La foi, on ne l'acquiert pas dans les livres, mais on la reçoit gratuitement dans un vis-à-vis avec l'Invisible. Être croyant, c’est être, c’est devenir. La foi ne se dose pas, elle se vit.
Déracine-toi et va te planter dans la mer. La réponse du Christ de l’Evangile est plutôt déconcertante :
« Le Seigneur répondit : La foi, si vous en aviez gros comme une graine de moutarde, vous diriez au grand arbre que voici : Déracine-toi et va te planter dans la mer ; il vous obéirait ». L’arbre dont il est question ici est un sycomore. Un horticulteur m’a affirmé qu’il a de telles racines qu’il peut vivre plus de six siècles. Et voilà qu’il se libérerait lui-même de ses assises dans la roche, pour aller se planter non seulement ailleurs, mais dans la mer !
Il y a deux petites clés dans ce verset : La foi, il en faut très peu pour faire de grandes choses et pour preuve, la graine de moutarde est la plus petite de toutes les semences.
La mer est le symbole des forces du mal et de la mort ; y planter un arbre, c’est faire surgir le bien du mal, la vie de la mort... C’est ce qu’il y a de plus grand à faire.

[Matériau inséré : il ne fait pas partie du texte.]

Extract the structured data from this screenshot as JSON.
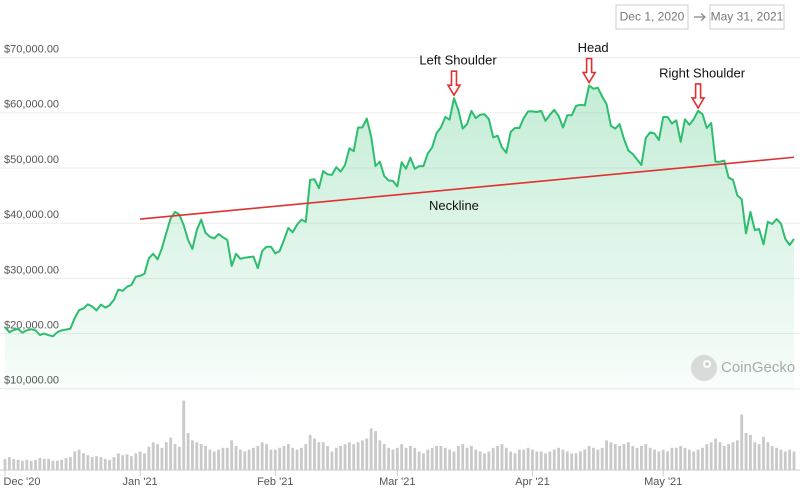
{
  "chart_data": {
    "type": "line",
    "date_range": {
      "from": "Dec 1, 2020",
      "to": "May 31, 2021"
    },
    "watermark": "CoinGecko",
    "categories": [
      "Dec '20",
      null,
      null,
      null,
      null,
      null,
      null,
      null,
      null,
      null,
      null,
      null,
      null,
      null,
      null,
      null,
      null,
      null,
      null,
      null,
      null,
      null,
      null,
      null,
      null,
      null,
      null,
      null,
      null,
      null,
      null,
      "Jan '21",
      null,
      null,
      null,
      null,
      null,
      null,
      null,
      null,
      null,
      null,
      null,
      null,
      null,
      null,
      null,
      null,
      null,
      null,
      null,
      null,
      null,
      null,
      null,
      null,
      null,
      null,
      null,
      null,
      null,
      null,
      "Feb '21",
      null,
      null,
      null,
      null,
      null,
      null,
      null,
      null,
      null,
      null,
      null,
      null,
      null,
      null,
      null,
      null,
      null,
      null,
      null,
      null,
      null,
      null,
      null,
      null,
      null,
      null,
      null,
      "Mar '21",
      null,
      null,
      null,
      null,
      null,
      null,
      null,
      null,
      null,
      null,
      null,
      null,
      null,
      null,
      null,
      null,
      null,
      null,
      null,
      null,
      null,
      null,
      null,
      null,
      null,
      null,
      null,
      null,
      null,
      null,
      "Apr '21",
      null,
      null,
      null,
      null,
      null,
      null,
      null,
      null,
      null,
      null,
      null,
      null,
      null,
      null,
      null,
      null,
      null,
      null,
      null,
      null,
      null,
      null,
      null,
      null,
      null,
      null,
      null,
      null,
      null,
      "May '21",
      null,
      null,
      null,
      null,
      null,
      null,
      null,
      null,
      null,
      null,
      null,
      null,
      null,
      null,
      null,
      null,
      null,
      null,
      null,
      null,
      null,
      null,
      null,
      null,
      null,
      null,
      null,
      null,
      null,
      null
    ],
    "series": [
      {
        "color": "#2dbd6e",
        "values": [
          19700,
          18800,
          19200,
          19400,
          18700,
          19150,
          19350,
          19150,
          18300,
          18550,
          18250,
          18050,
          18800,
          19150,
          19270,
          19450,
          21350,
          22800,
          23100,
          23850,
          23450,
          22750,
          23800,
          23250,
          23700,
          24700,
          26500,
          26300,
          27040,
          27360,
          28850,
          29000,
          29400,
          32200,
          33000,
          32000,
          34000,
          36800,
          39400,
          40600,
          40100,
          38200,
          35500,
          33900,
          37300,
          39200,
          36800,
          36100,
          35800,
          36600,
          36000,
          35500,
          30800,
          33000,
          32100,
          32300,
          32400,
          32500,
          30400,
          33500,
          34300,
          34300,
          33100,
          33500,
          35500,
          37700,
          36900,
          38300,
          39200,
          38800,
          46400,
          46500,
          44900,
          48000,
          47400,
          47300,
          48700,
          47900,
          49100,
          52100,
          51600,
          55900,
          55900,
          57500,
          54200,
          48900,
          49700,
          47100,
          46300,
          46200,
          45200,
          49600,
          48400,
          50400,
          48400,
          48900,
          48900,
          51200,
          52300,
          54900,
          55900,
          57800,
          57300,
          61200,
          59100,
          55700,
          56500,
          58900,
          57600,
          58200,
          58300,
          57400,
          54100,
          54400,
          52300,
          51300,
          55100,
          55800,
          55800,
          57600,
          58800,
          58800,
          58700,
          58900,
          57100,
          58200,
          59100,
          58000,
          55900,
          58100,
          58100,
          59800,
          60000,
          59900,
          63500,
          62900,
          63100,
          61500,
          60100,
          56200,
          55700,
          56500,
          53800,
          51700,
          51100,
          50100,
          49100,
          54000,
          55000,
          54800,
          53600,
          57800,
          57800,
          56600,
          57200,
          53300,
          57400,
          56400,
          57400,
          58900,
          58300,
          55800,
          56700,
          49700,
          49700,
          49900,
          46800,
          46400,
          43600,
          42900,
          36700,
          40600,
          37300,
          37500,
          34700,
          38800,
          38400,
          39300,
          38500,
          35700,
          34600,
          35700
        ]
      }
    ],
    "volume": {
      "color": "#c9c9c9",
      "ylim": [
        0,
        80
      ],
      "values": [
        12,
        14,
        12,
        11,
        10,
        11,
        10,
        11,
        13,
        12,
        12,
        10,
        10,
        11,
        13,
        14,
        20,
        22,
        18,
        16,
        14,
        15,
        14,
        12,
        11,
        14,
        18,
        16,
        17,
        15,
        18,
        20,
        18,
        25,
        30,
        28,
        24,
        30,
        35,
        28,
        25,
        75,
        40,
        32,
        30,
        28,
        26,
        22,
        20,
        22,
        24,
        24,
        32,
        26,
        22,
        20,
        22,
        24,
        26,
        30,
        28,
        22,
        22,
        24,
        26,
        28,
        24,
        22,
        24,
        28,
        38,
        34,
        30,
        30,
        26,
        20,
        24,
        26,
        28,
        30,
        28,
        30,
        32,
        34,
        45,
        42,
        32,
        28,
        24,
        22,
        24,
        28,
        24,
        26,
        24,
        20,
        18,
        22,
        24,
        26,
        26,
        24,
        22,
        20,
        26,
        28,
        24,
        26,
        22,
        20,
        18,
        20,
        24,
        26,
        28,
        24,
        20,
        18,
        22,
        22,
        24,
        22,
        20,
        20,
        18,
        20,
        22,
        24,
        22,
        20,
        18,
        18,
        20,
        22,
        26,
        24,
        22,
        24,
        32,
        30,
        28,
        26,
        28,
        30,
        26,
        24,
        26,
        28,
        24,
        22,
        20,
        22,
        20,
        24,
        24,
        26,
        24,
        22,
        20,
        22,
        24,
        28,
        30,
        34,
        30,
        26,
        28,
        30,
        32,
        60,
        40,
        38,
        30,
        28,
        36,
        30,
        26,
        24,
        22,
        20,
        22,
        20
      ]
    },
    "neckline": {
      "label": "Neckline",
      "color": "#e03131",
      "x": [
        31,
        181
      ],
      "values": [
        39300,
        50500
      ]
    },
    "annotations": [
      {
        "text": "Left Shoulder",
        "x": 103
      },
      {
        "text": "Head",
        "x": 134
      },
      {
        "text": "Right Shoulder",
        "x": 159
      }
    ],
    "ylim": [
      8000,
      72000
    ],
    "yticks": [
      {
        "value": 10000,
        "label": "$10,000.00"
      },
      {
        "value": 20000,
        "label": "$20,000.00"
      },
      {
        "value": 30000,
        "label": "$30,000.00"
      },
      {
        "value": 40000,
        "label": "$40,000.00"
      },
      {
        "value": 50000,
        "label": "$50,000.00"
      },
      {
        "value": 60000,
        "label": "$60,000.00"
      },
      {
        "value": 70000,
        "label": "$70,000.00"
      }
    ],
    "grid": true
  }
}
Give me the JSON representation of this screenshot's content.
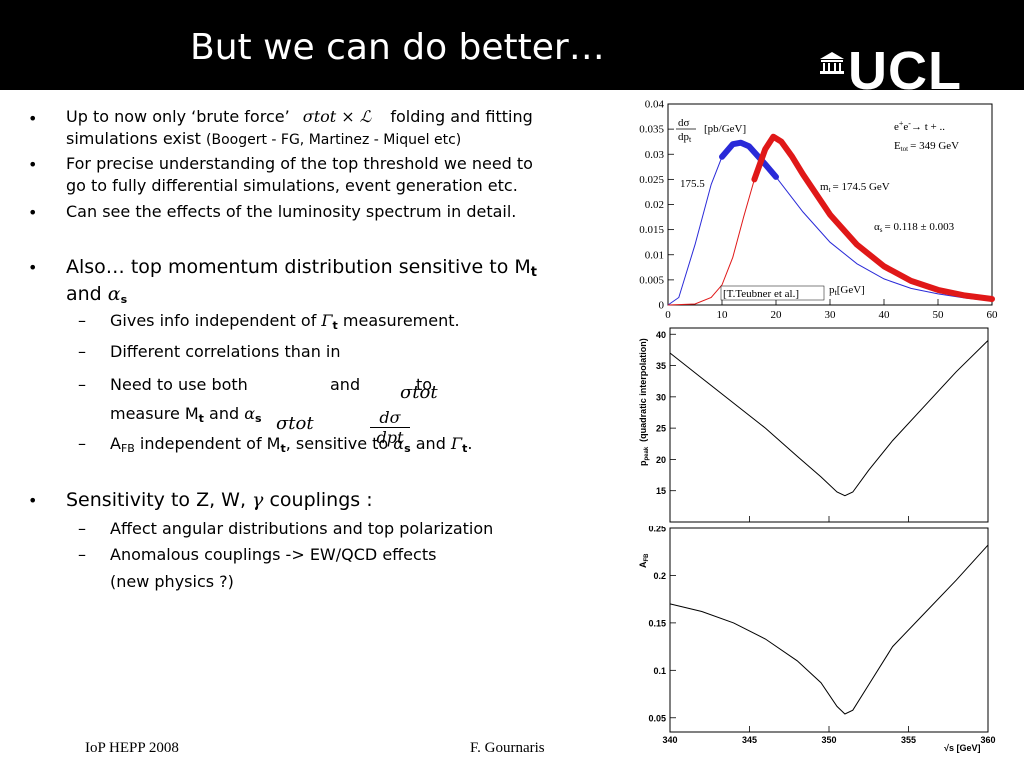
{
  "title": "But we can do better…",
  "logo_text": "UCL",
  "bullets": [
    {
      "text1": "Up to now only ‘brute force’",
      "formula": "σtot × ℒ",
      "text2": "folding and fitting",
      "text3": "simulations exist",
      "ref": "(Boogert - FG, Martinez - Miquel etc)"
    },
    {
      "text": "For precise understanding of the top threshold we need to",
      "text2": "go to fully differential simulations, event generation etc."
    },
    {
      "text": "Can see the effects of the luminosity spectrum in detail."
    },
    {
      "text": "Also… top momentum distribution sensitive to M",
      "sub": "t",
      "text2": "and",
      "alpha": "α",
      "alpha_sub": "s"
    }
  ],
  "sub_bullets": [
    {
      "text": "Gives info independent of",
      "gamma": "Γ",
      "gamma_sub": "t",
      "text2": "measurement."
    },
    {
      "text": "Different correlations than in"
    },
    {
      "text": "Need to use both",
      "and": "and",
      "to": "to",
      "text2": "measure M",
      "sub": "t",
      "and2": "and",
      "alpha": "α",
      "alpha_sub": "s",
      "f1": "σtot",
      "f2": "σtot",
      "f3_num": "dσ",
      "f3_den": "dpt"
    },
    {
      "a": "A",
      "a_sub": "FB",
      "text": "independent of M",
      "sub": "t",
      "text2": "sensitive to",
      "alpha": "α",
      "alpha_sub": "s",
      "and": "and",
      "gamma": "Γ",
      "gamma_sub": "t"
    }
  ],
  "bullet5": {
    "text": "Sensitivity to Z, W,",
    "gamma": "γ",
    "text2": "couplings :"
  },
  "sub_bullets2": [
    {
      "text": "Affect angular distributions and top polarization"
    },
    {
      "text": "Anomalous couplings -> EW/QCD effects"
    },
    {
      "text": "(new physics ?)"
    }
  ],
  "footer": {
    "left": "IoP HEPP 2008",
    "right": "F. Gournaris"
  },
  "chart_data": [
    {
      "type": "line",
      "ylabel_num": "dσ",
      "ylabel_den": "dp",
      "ylabel_den_sub": "t",
      "ylabel_unit": "[pb/GeV]",
      "xlabel": "p",
      "xlabel_sub": "t",
      "xlabel_unit": "[GeV]",
      "xlim": [
        0,
        60
      ],
      "ylim": [
        0,
        0.04
      ],
      "xticks": [
        "0",
        "10",
        "20",
        "30",
        "40",
        "50",
        "60"
      ],
      "yticks": [
        "0",
        "0.005",
        "0.01",
        "0.015",
        "0.02",
        "0.025",
        "0.03",
        "0.035",
        "0.04"
      ],
      "annotations": [
        "e+e- → t + ..",
        "Etot = 349 GeV",
        "mt = 174.5 GeV",
        "αs = 0.118 ± 0.003",
        "175.5"
      ],
      "annotation_parts": {
        "process": "e",
        "plus": "+",
        "minus": "-",
        "arrow": "→ t + ..",
        "etot": "E",
        "etot_sub": "tot",
        "etot_val": "= 349 GeV",
        "mt": "m",
        "mt_sub": "t",
        "mt_val": "= 174.5 GeV",
        "as": "α",
        "as_sub": "s",
        "as_val": "= 0.118 ± 0.003",
        "m2": "175.5"
      },
      "citation": "[T.Teubner et al.]",
      "series": [
        {
          "color": "#2a2ad8",
          "x": [
            0,
            2,
            5,
            8,
            10,
            12,
            13.5,
            15,
            18,
            20,
            25,
            30,
            35,
            40,
            45,
            50,
            55,
            60
          ],
          "y": [
            0,
            0.0015,
            0.012,
            0.024,
            0.0295,
            0.032,
            0.0323,
            0.0316,
            0.028,
            0.0255,
            0.0185,
            0.0125,
            0.0082,
            0.0052,
            0.0033,
            0.0022,
            0.0014,
            0.0008
          ]
        },
        {
          "color": "#e01818",
          "x": [
            0,
            5,
            8,
            10,
            12,
            14,
            16,
            18,
            19.5,
            21,
            23,
            25,
            30,
            35,
            40,
            45,
            50,
            55,
            60
          ],
          "y": [
            0,
            0.0002,
            0.0015,
            0.004,
            0.0095,
            0.0175,
            0.025,
            0.031,
            0.0335,
            0.0325,
            0.0295,
            0.026,
            0.018,
            0.012,
            0.0077,
            0.0048,
            0.003,
            0.0019,
            0.0012
          ]
        }
      ]
    },
    {
      "type": "line",
      "ylabel": "p",
      "ylabel_sub": "peak",
      "ylabel_rest": "(quadratic interpolation)",
      "xlim": [
        340,
        360
      ],
      "ylim": [
        10,
        41
      ],
      "yticks": [
        "15",
        "20",
        "25",
        "30",
        "35",
        "40"
      ],
      "series": [
        {
          "x": [
            340,
            342,
            344,
            346,
            348,
            349.5,
            350.5,
            351,
            351.5,
            352.5,
            354,
            356,
            358,
            360
          ],
          "y": [
            37,
            33,
            29,
            25,
            20.5,
            17.2,
            14.8,
            14.2,
            14.8,
            18.3,
            23,
            28.5,
            34,
            39
          ]
        }
      ]
    },
    {
      "type": "line",
      "ylabel": "A",
      "ylabel_sub": "FB",
      "xlabel": "√s [GeV]",
      "xlim": [
        340,
        360
      ],
      "ylim": [
        0.035,
        0.25
      ],
      "xticks": [
        "340",
        "345",
        "350",
        "355",
        "360"
      ],
      "yticks": [
        "0.05",
        "0.1",
        "0.15",
        "0.2",
        "0.25"
      ],
      "series": [
        {
          "x": [
            340,
            342,
            344,
            346,
            348,
            349.5,
            350.5,
            351,
            351.5,
            352.5,
            354,
            356,
            358,
            360
          ],
          "y": [
            0.17,
            0.162,
            0.15,
            0.133,
            0.11,
            0.087,
            0.062,
            0.054,
            0.058,
            0.085,
            0.125,
            0.16,
            0.195,
            0.232
          ]
        }
      ]
    }
  ]
}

Demander à Dieu de déraciner un grand arbre et de le planter dans la mer, c'est demander à Dieu de faire surgir la vie, l'amour, dans tous nos espaces de ténèbres, de péché, de mort qui obscurcissent le cœur de l'homme.
Inutiles. Dieu est au cœur même de la détresse humaine, au cœur de ma détresse personnelle. Il n'est pas du côté de la force ou de la toute-puissance, il n'est pas le maître qui commande à ses serviteurs qui n'auraient qu'à obéir, il n'est pas dans le pouvoir et la domination. Il est au creux de nos misères. Aux yeux de Dieu, nous sommes des serviteurs quelconques, de simples serviteurs, c’est-à-dire inutiles. Inutiles parce tout vient de Dieu, parce que tout nous est donné gratuitement. Aucune « œuvre » ne nous donnera droit à quelque récompense. Tout est grâce, gratuit. Nous sommes des serviteurs quelconques. Plus de confiance en Dieu nous préservera de trop de foi en nous-mêmes. Plus d'humilité nous fera compter davantage sur la force de Dieu.
Inutiles, et c’est là le paradoxe, mais indispensables pour que le Royaume de Dieu advienne sur la terre.
Soyons des inutiles qui sont riches du regard que Dieu pose sur nous.